Mysql – How to avoid MySQL slave to have errors after crash

MySQLreplication

I have a MySQL master/slave configuration (MariaDB 10.0.17). Sometimes, the slave or the master server crashes. After the crash and restart, I get some errors of duplicated keys on slave. The server get stuck into these errors and I need to take action by deleting the duplicated key entries so it goes on.

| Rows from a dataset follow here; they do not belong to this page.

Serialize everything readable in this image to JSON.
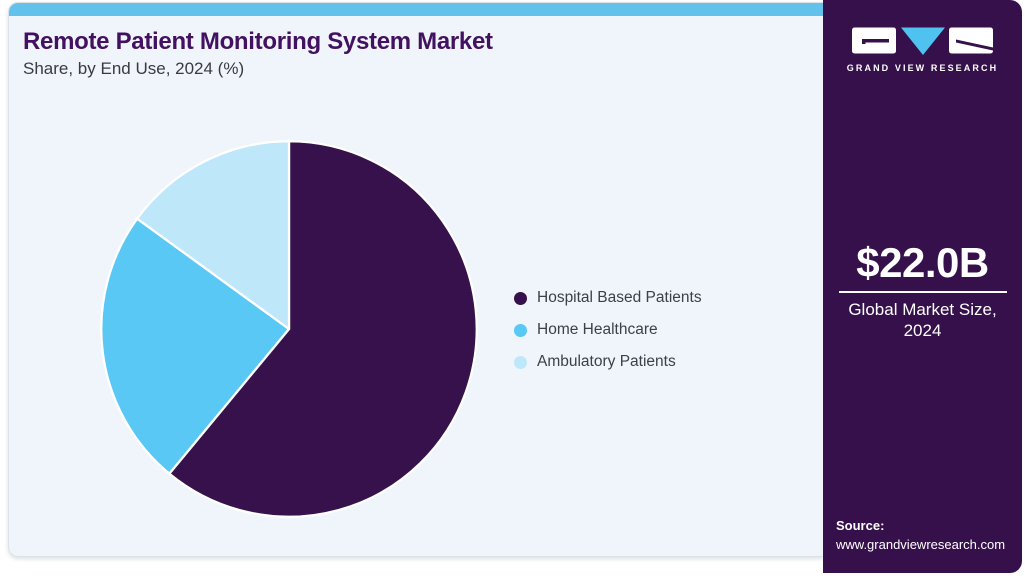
{
  "header": {
    "title": "Remote Patient Monitoring System Market",
    "subtitle": "Share, by End Use, 2024 (%)"
  },
  "chart_data": {
    "type": "pie",
    "title": "Remote Patient Monitoring System Market Share, by End Use, 2024 (%)",
    "categories": [
      "Hospital Based Patients",
      "Home Healthcare",
      "Ambulatory Patients"
    ],
    "values": [
      61,
      24,
      15
    ],
    "unit": "%",
    "colors": [
      "#36114B",
      "#5AC8F5",
      "#BEE8FA"
    ],
    "start_angle_deg": 0,
    "direction": "clockwise",
    "legend_position": "right"
  },
  "sidebar": {
    "logo_text": "GRAND VIEW RESEARCH",
    "market_size": "$22.0B",
    "market_size_label_line1": "Global Market Size,",
    "market_size_label_line2": "2024",
    "source_label": "Source:",
    "source_url": "www.grandviewresearch.com"
  },
  "colors": {
    "topbar": "#62C2EC",
    "sidebar_bg": "#36104B",
    "card_bg": "#EFF5FA",
    "title_text": "#431161",
    "logo_triangle": "#4FC2F0",
    "logo_notch": "#36104B"
  }
}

How to avoid this or, if not possible, do this "slave recover" automatically?

Best Answer

  • Regarding de-synchronization of a single or master server: Mosty, the cause of these problems come from the fact that the master is not in full ACID mode or it is using MyISAM tables. In order to avoid problems with a server, only use InnoDB as the engine of your tables and set innodb_flush_log_at_trx commit to 1. This is not efficient -you will lose a lot of performance in a busy server except if you can get advantage of the group commit, but it is the only way to guarantee data consistency with disk (no transaction loss).

    Many people, that do not have appropriate hardware (hardware cache), are forced to relax the value of this variable to 0 or 2, but in that case, you (or your hardware) is responsible to assure the availability of the disk/service in case something goes wrong (crash).

  • The second reason where disk can be out of sync with a master or single server is not using sync_binlog=1. By default, this is set to 0, and that means that you can write data internally, but that doesn't assure that it is written to the binary log. This shouldn't be an issue if you assume the master is always going to be back online, but you must understand that may be an issue. Activating it almost doubles your IOPS requirements, so be careful. It is not usually necessary and I do not recommend you to blindly activate it.

  • Third, the most common cause of desynchronization is the storage of the replication position in the non-transactional master.info file in the slave. This is the default configuration. I highly recommend changing the configuration of the variables master_info_repository and relay_log_info_repository to use TABLE (InnoDB transactional tables) instead of FILE. This will get rid of the desynchronization problems when the slave crashes.

  • Additionally, in order to make sure that the master and slave are always in sync, and that no transactions are skipped, I recommend you to use the GTID replication, available in MySQL 5.6/MariaDB 10. While it does not prevent the desync of the master and slave, it makes easier to identify it and resync master and slave. This is a tutorial on how to enable it on MariaDB 10. Please note that GTID implementations between MySQL and MariaDB are not compatible. Once GTID is running, things like failover are greatly simplified.

  • There could be other reasons for desynchronization, like undeterministic updates, or replication filters. Avoid the later, and you can mitigate the former by using row-based replication binlog_format = ROW.

  • On a different note, it is important to remark that MySQL default replication protocol is asynchronous, so one can never guarantee the same state on the master and the slave. If slave drift and other associated issues are a no-go, you can try alternatives like the semi-sync plugin for replication or Galera cluster, which both make tighter links between nodes.

    Alternatively, I recommend you to both constantly monitor and repair replication problems with tools like pt-heartbeat, pt-table-checksum and pt-table-sync, which will avoid the need to manually provision the slave for every incident you encounter.

In order to have a more accurate answer, I recommend you to hire a consultant so that you can apply the best strategy in your case (some of the above may have an important impact on your performance while not being your specific problem).